Malgré les progrès accomplis, il existe encore des défis dans le secteur, tels que des processus d’acquisition opaques et imprévisibles, des contraintes budgétaires importantes et un manque de transparence. Les entreprises américaines sont donc invitées à envisager de travailler avec des partenaires et des représentants locaux pour surmonter ces défis.
Quid des abus dont on accuse les forces de police Kényanes?

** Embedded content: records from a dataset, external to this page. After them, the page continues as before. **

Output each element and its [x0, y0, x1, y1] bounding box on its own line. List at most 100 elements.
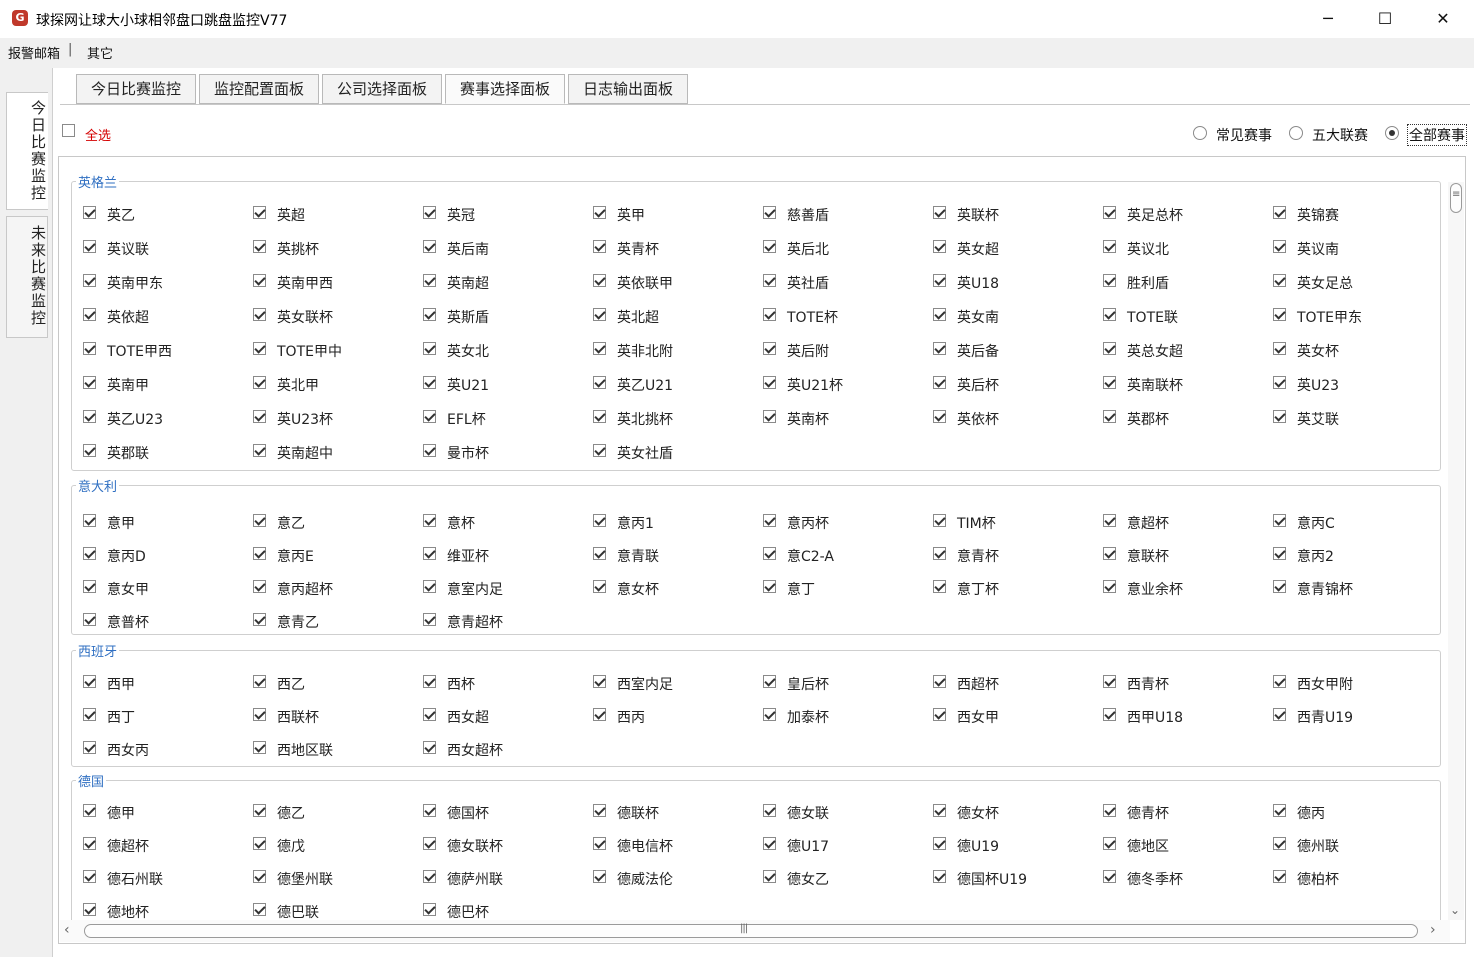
league-checkbox[interactable]: [1273, 804, 1286, 817]
league-item[interactable]: 英南甲东: [83, 273, 253, 292]
league-checkbox[interactable]: [1273, 708, 1286, 721]
league-label[interactable]: 意青超杯: [447, 612, 503, 632]
league-label[interactable]: 西甲: [107, 674, 135, 694]
league-checkbox[interactable]: [763, 308, 776, 321]
league-label[interactable]: 意青杯: [957, 546, 999, 566]
league-item[interactable]: 意甲: [83, 513, 253, 532]
league-item[interactable]: 英南超中: [253, 443, 423, 462]
league-item[interactable]: 意丙杯: [763, 513, 933, 532]
league-checkbox[interactable]: [1103, 240, 1116, 253]
league-checkbox[interactable]: [83, 903, 96, 916]
league-checkbox[interactable]: [253, 675, 266, 688]
league-checkbox[interactable]: [1273, 410, 1286, 423]
league-item[interactable]: 德地区: [1103, 836, 1273, 855]
league-label[interactable]: 皇后杯: [787, 674, 829, 694]
league-label[interactable]: EFL杯: [447, 409, 486, 429]
league-checkbox[interactable]: [423, 410, 436, 423]
league-checkbox[interactable]: [1103, 547, 1116, 560]
league-label[interactable]: 德巴杯: [447, 902, 489, 922]
league-checkbox[interactable]: [593, 708, 606, 721]
league-checkbox[interactable]: [83, 514, 96, 527]
league-checkbox[interactable]: [763, 804, 776, 817]
league-label[interactable]: 英非北附: [617, 341, 673, 361]
league-item[interactable]: 英女联杯: [253, 307, 423, 326]
league-checkbox[interactable]: [933, 410, 946, 423]
league-label[interactable]: 西女甲附: [1297, 674, 1353, 694]
league-item[interactable]: 英斯盾: [423, 307, 593, 326]
league-checkbox[interactable]: [933, 580, 946, 593]
league-label[interactable]: 德甲: [107, 803, 135, 823]
league-checkbox[interactable]: [253, 741, 266, 754]
league-item[interactable]: 意联杯: [1103, 546, 1273, 565]
league-checkbox[interactable]: [763, 708, 776, 721]
league-label[interactable]: 英锦赛: [1297, 205, 1339, 225]
filter-all-radio[interactable]: [1385, 126, 1399, 140]
league-item[interactable]: 英乙U23: [83, 409, 253, 428]
league-checkbox[interactable]: [593, 580, 606, 593]
league-checkbox[interactable]: [933, 547, 946, 560]
league-label[interactable]: 英U21: [447, 375, 489, 395]
league-checkbox[interactable]: [933, 206, 946, 219]
league-checkbox[interactable]: [83, 708, 96, 721]
league-item[interactable]: 英女社盾: [593, 443, 763, 462]
side-tab-today-monitor[interactable]: 今日比赛监控: [6, 92, 48, 210]
league-label[interactable]: 英郡联: [107, 443, 149, 463]
league-label[interactable]: 英北超: [617, 307, 659, 327]
league-label[interactable]: 英女南: [957, 307, 999, 327]
league-label[interactable]: TOTE杯: [787, 307, 838, 327]
league-label[interactable]: 英南联杯: [1127, 375, 1183, 395]
league-label[interactable]: 德女乙: [787, 869, 829, 889]
league-label[interactable]: 意杯: [447, 513, 475, 533]
league-checkbox[interactable]: [83, 206, 96, 219]
league-label[interactable]: 西超杯: [957, 674, 999, 694]
league-item[interactable]: 西联杯: [253, 707, 423, 726]
league-item[interactable]: 英U21杯: [763, 375, 933, 394]
side-tab-future-monitor[interactable]: 未来比赛监控: [6, 216, 48, 338]
league-checkbox[interactable]: [83, 376, 96, 389]
league-label[interactable]: 英郡杯: [1127, 409, 1169, 429]
league-item[interactable]: 英青杯: [593, 239, 763, 258]
league-item[interactable]: 西杯: [423, 674, 593, 693]
select-all-label[interactable]: 全选: [85, 125, 111, 144]
league-checkbox[interactable]: [1273, 675, 1286, 688]
league-item[interactable]: 英女杯: [1273, 341, 1443, 361]
league-item[interactable]: TOTE联: [1103, 307, 1273, 326]
league-item[interactable]: 意普杯: [83, 612, 253, 631]
league-item[interactable]: 德超杯: [83, 836, 253, 855]
league-checkbox[interactable]: [1103, 308, 1116, 321]
league-label[interactable]: 英后杯: [957, 375, 999, 395]
league-label[interactable]: 英女杯: [1297, 341, 1339, 361]
league-item[interactable]: 英超: [253, 205, 423, 224]
league-item[interactable]: 英锦赛: [1273, 205, 1443, 225]
league-checkbox[interactable]: [593, 804, 606, 817]
league-item[interactable]: 英女超: [933, 239, 1103, 258]
league-item[interactable]: 英U18: [933, 273, 1103, 292]
league-item[interactable]: 西甲: [83, 674, 253, 694]
league-item[interactable]: 德女杯: [933, 803, 1103, 822]
league-checkbox[interactable]: [423, 274, 436, 287]
league-checkbox[interactable]: [423, 837, 436, 850]
league-label[interactable]: 英总女超: [1127, 341, 1183, 361]
league-item[interactable]: 西超杯: [933, 674, 1103, 694]
league-label[interactable]: 意丁: [787, 579, 815, 599]
league-item[interactable]: 英议联: [83, 239, 253, 258]
league-item[interactable]: 德柏杯: [1273, 869, 1443, 888]
league-label[interactable]: 英南超: [447, 273, 489, 293]
filter-common-label[interactable]: 常见赛事: [1216, 125, 1272, 145]
league-checkbox[interactable]: [933, 342, 946, 355]
league-label[interactable]: 意女杯: [617, 579, 659, 599]
league-checkbox[interactable]: [83, 308, 96, 321]
league-item[interactable]: 英冠: [423, 205, 593, 224]
league-checkbox[interactable]: [253, 580, 266, 593]
league-item[interactable]: 德丙: [1273, 803, 1443, 822]
filter-common-radio[interactable]: [1193, 126, 1207, 140]
league-checkbox[interactable]: [1103, 837, 1116, 850]
league-checkbox[interactable]: [593, 444, 606, 457]
league-label[interactable]: 德堡州联: [277, 869, 333, 889]
league-checkbox[interactable]: [593, 410, 606, 423]
filter-top5-label[interactable]: 五大联赛: [1312, 125, 1368, 145]
league-label[interactable]: 加泰杯: [787, 707, 829, 727]
league-item[interactable]: 意丙D: [83, 546, 253, 565]
league-item[interactable]: 德U19: [933, 836, 1103, 855]
league-item[interactable]: TIM杯: [933, 513, 1103, 532]
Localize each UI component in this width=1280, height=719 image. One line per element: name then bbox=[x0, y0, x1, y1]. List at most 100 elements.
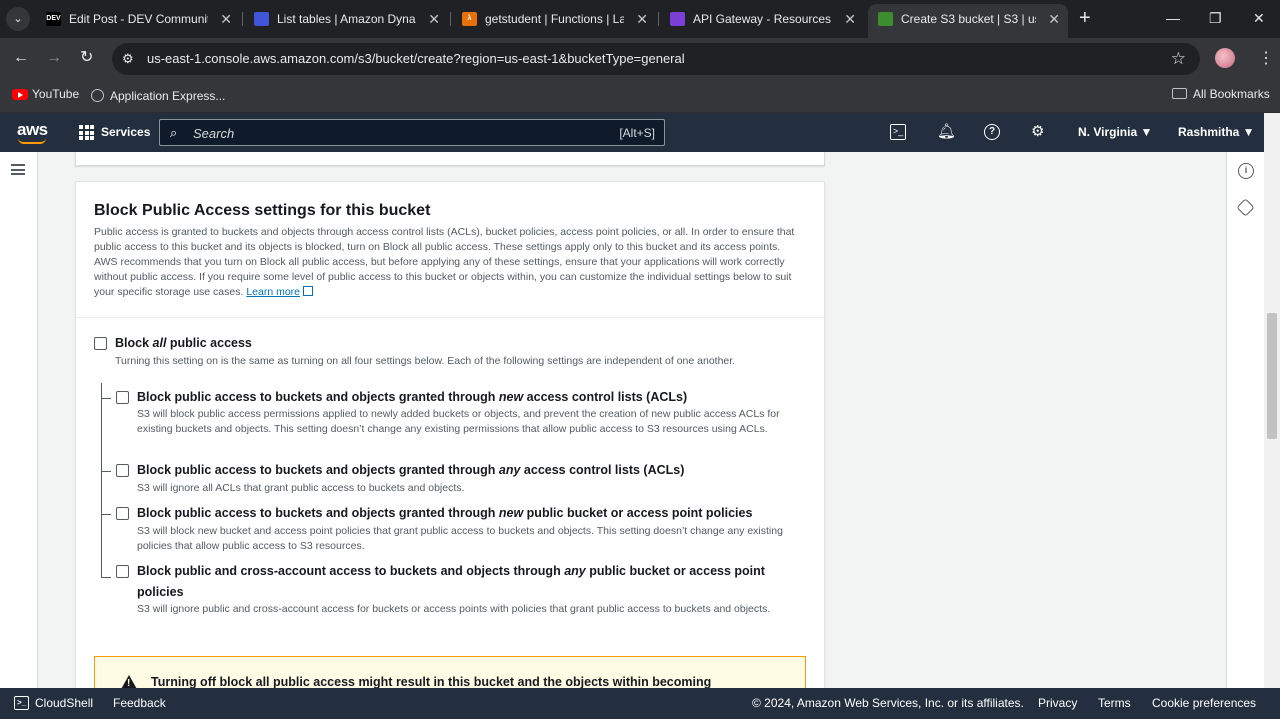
cloudshell-link[interactable]: CloudShell bbox=[35, 696, 93, 710]
region-selector[interactable]: N. Virginia ▼ bbox=[1078, 125, 1152, 139]
card-header: Block Public Access settings for this bu… bbox=[76, 182, 824, 318]
aws-search-input[interactable]: ⌕ Search [Alt+S] bbox=[159, 119, 665, 146]
block-new-policies-checkbox[interactable] bbox=[116, 507, 129, 520]
right-tools-rail: i bbox=[1226, 152, 1264, 688]
label-text: Block public access to buckets and objec… bbox=[137, 506, 499, 520]
label-emphasis: any bbox=[498, 463, 521, 477]
tab-search-button[interactable]: ⌄ bbox=[6, 7, 30, 31]
block-any-policies-checkbox[interactable] bbox=[116, 565, 129, 578]
site-info-icon[interactable]: ⚙ bbox=[122, 51, 134, 67]
browser-toolbar: ← → ↻ ⚙ us-east-1.console.aws.amazon.com… bbox=[0, 38, 1280, 80]
bookmark-label: YouTube bbox=[32, 87, 80, 101]
tab-api-gateway[interactable]: API Gateway - Resources ✕ bbox=[660, 6, 864, 32]
label-emphasis: all bbox=[152, 336, 167, 350]
menu-icon[interactable]: ⋮ bbox=[1258, 48, 1274, 68]
bookmark-label: Application Express... bbox=[110, 89, 226, 103]
cookie-preferences-link[interactable]: Cookie preferences bbox=[1152, 696, 1256, 710]
account-menu[interactable]: Rashmitha ▼ bbox=[1178, 125, 1255, 139]
block-any-acls-label[interactable]: Block public access to buckets and objec… bbox=[137, 460, 684, 480]
hamburger-menu-icon[interactable] bbox=[11, 164, 25, 175]
tab-dynamodb[interactable]: List tables | Amazon Dynamo ✕ bbox=[244, 6, 448, 32]
label-text: public bucket or access point policies bbox=[523, 506, 753, 520]
console-footer: >_ CloudShell Feedback © 2024, Amazon We… bbox=[0, 688, 1280, 719]
tree-connector bbox=[101, 383, 102, 578]
services-grid-icon[interactable] bbox=[79, 125, 94, 140]
api-gateway-favicon-icon bbox=[670, 12, 685, 26]
block-new-acls-checkbox[interactable] bbox=[116, 391, 129, 404]
tab-divider bbox=[242, 12, 243, 26]
tab-title: Create S3 bucket | S3 | us-ea bbox=[901, 12, 1036, 26]
profile-avatar[interactable] bbox=[1215, 48, 1235, 68]
minimize-button[interactable]: — bbox=[1166, 10, 1180, 26]
warning-text: Turning off block all public access migh… bbox=[151, 675, 712, 688]
block-new-policies-description: S3 will block new bucket and access poin… bbox=[137, 525, 783, 552]
block-any-policies-label[interactable]: Block public and cross-account access to… bbox=[137, 561, 765, 581]
label-text: Block public access to buckets and objec… bbox=[137, 390, 499, 404]
tab-title: getstudent | Functions | Lam bbox=[485, 12, 624, 26]
bookmarks-bar: YouTube Application Express... All Bookm… bbox=[0, 80, 1280, 113]
cloudshell-footer-icon[interactable]: >_ bbox=[14, 696, 29, 710]
close-icon[interactable]: ✕ bbox=[844, 6, 856, 32]
privacy-link[interactable]: Privacy bbox=[1038, 696, 1077, 710]
tab-s3-create-bucket[interactable]: Create S3 bucket | S3 | us-ea ✕ bbox=[868, 4, 1068, 38]
close-icon[interactable]: ✕ bbox=[1048, 4, 1060, 34]
block-all-checkbox[interactable] bbox=[94, 337, 107, 350]
browser-tab-bar: ⌄ DEV Edit Post - DEV Community ✕ List t… bbox=[0, 0, 1280, 38]
bookmark-star-icon[interactable]: ☆ bbox=[1171, 49, 1186, 69]
previous-section-card bbox=[75, 152, 825, 166]
tab-title: API Gateway - Resources bbox=[693, 12, 832, 26]
info-icon[interactable]: i bbox=[1238, 163, 1254, 179]
bookmark-application-express[interactable]: Application Express... bbox=[91, 87, 225, 103]
back-icon[interactable]: ← bbox=[13, 49, 29, 67]
aws-logo[interactable]: aws bbox=[17, 120, 48, 140]
block-all-label[interactable]: Block all public access bbox=[115, 333, 252, 353]
terms-link[interactable]: Terms bbox=[1098, 696, 1131, 710]
tree-connector bbox=[101, 514, 111, 515]
services-menu[interactable]: Services bbox=[101, 125, 150, 139]
new-tab-button[interactable]: + bbox=[1079, 8, 1091, 28]
bookmark-youtube[interactable]: YouTube bbox=[12, 87, 79, 101]
close-icon[interactable]: ✕ bbox=[636, 6, 648, 32]
feedback-hexagon-icon[interactable] bbox=[1236, 198, 1255, 217]
tab-divider bbox=[450, 12, 451, 26]
copyright-text: © 2024, Amazon Web Services, Inc. or its… bbox=[752, 696, 1024, 710]
learn-more-link[interactable]: Learn more bbox=[246, 286, 300, 298]
tab-dev-community[interactable]: DEV Edit Post - DEV Community ✕ bbox=[36, 6, 240, 32]
block-any-acls-description: S3 will ignore all ACLs that grant publi… bbox=[137, 482, 465, 494]
page-scrollbar[interactable] bbox=[1264, 113, 1280, 688]
external-link-icon[interactable] bbox=[303, 286, 314, 296]
left-nav-rail bbox=[0, 152, 38, 688]
forward-icon[interactable]: → bbox=[46, 49, 62, 67]
restore-button[interactable]: ❐ bbox=[1209, 10, 1222, 26]
reload-icon[interactable]: ↻ bbox=[80, 49, 93, 67]
label-text: access control lists (ACLs) bbox=[523, 390, 688, 404]
section-title: Block Public Access settings for this bu… bbox=[94, 202, 431, 219]
tree-connector bbox=[101, 398, 111, 399]
globe-icon bbox=[91, 89, 104, 102]
youtube-icon bbox=[12, 89, 28, 100]
folder-icon bbox=[1172, 88, 1187, 99]
block-new-acls-description: S3 will block public access permissions … bbox=[137, 408, 780, 435]
feedback-link[interactable]: Feedback bbox=[113, 696, 166, 710]
close-icon[interactable]: ✕ bbox=[428, 6, 440, 32]
tab-lambda[interactable]: λ getstudent | Functions | Lam ✕ bbox=[452, 6, 656, 32]
block-new-policies-label[interactable]: Block public access to buckets and objec… bbox=[137, 503, 752, 523]
scrollbar-thumb[interactable] bbox=[1267, 313, 1277, 439]
close-icon[interactable]: ✕ bbox=[220, 6, 232, 32]
block-any-policies-description: S3 will ignore public and cross-account … bbox=[137, 603, 771, 615]
close-window-button[interactable]: ✕ bbox=[1253, 10, 1265, 26]
settings-gear-icon[interactable]: ⚙ bbox=[1031, 123, 1044, 141]
warning-triangle-icon bbox=[120, 675, 138, 688]
notifications-bell-icon[interactable]: 🔔︎ bbox=[937, 123, 956, 141]
help-icon[interactable]: ? bbox=[984, 124, 1000, 140]
tab-title: Edit Post - DEV Community bbox=[69, 12, 208, 26]
all-bookmarks[interactable]: All Bookmarks bbox=[1172, 87, 1270, 101]
block-any-policies-label-cont[interactable]: policies bbox=[137, 582, 184, 602]
url-text[interactable]: us-east-1.console.aws.amazon.com/s3/buck… bbox=[147, 51, 685, 66]
label-emphasis: new bbox=[498, 506, 524, 520]
cloudshell-icon[interactable]: >_ bbox=[890, 124, 906, 140]
aws-logo-smile bbox=[18, 138, 46, 144]
block-any-acls-checkbox[interactable] bbox=[116, 464, 129, 477]
address-bar[interactable]: ⚙ us-east-1.console.aws.amazon.com/s3/bu… bbox=[112, 43, 1200, 75]
block-new-acls-label[interactable]: Block public access to buckets and objec… bbox=[137, 387, 687, 407]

Alors que le gouvernement américain envisageait de nommer le Kenya pour diriger une force multinationale en Haïti, il avertissait également ouvertement les officiers de police kenyans contre les abus violents. Maintenant, 1 000 de ces officiers pourraient se rendre en Haïti pour lutter contre la guerre des gangs.
C’est un tournant difficile pour une force de police longtemps accusée par les organisations de défense des droits de l’homme de meurtres et de torture, y compris de tirs sur des civils pendant le couvre-feu COVID-19 du Kenya. Un groupe local a confirmé que des agents avaient abattu plus de 30 personnes en juillet, tous dans les quartiers les plus pauvres du Kenya, lors de manifestations de l’opposition contre la hausse du coût de la vie.
Alors que l’expérience des opérations de maintien de la paix en Somalie peut offrir des enseignements précieux, elle ne garantit pas une transposition directe des succès passés en Haïti. L’adaptabilité et la flexibilité de l’armée kényane seront mises à l’épreuve face à un environnement complexe et dynamique. L’histoire nous enseigne que chaque situation opérationnelle est unique, nécessitant une approche sur mesure.
À noter qu’une délégation du Kenya effectuera une visite de terrain, en Haïti, le 19 août prochain. Cette délégation armée pourrait défiler dans la capitale, selon une source officielle. Première économie de la communauté d’Afrique de l’Est (CAE), le Kenya intervient dans plusieurs pays pour aider au rétablissement de la paix.
Il est évident que l’armée kényane possède une expérience pertinente dans les opérations de maintien de la paix, toutefois l’optimisme quant à sa capacité à diriger une force internationale en Haïti doit être tempéré par une compréhension approfondie des défis spécifiques et une stratégie adaptée.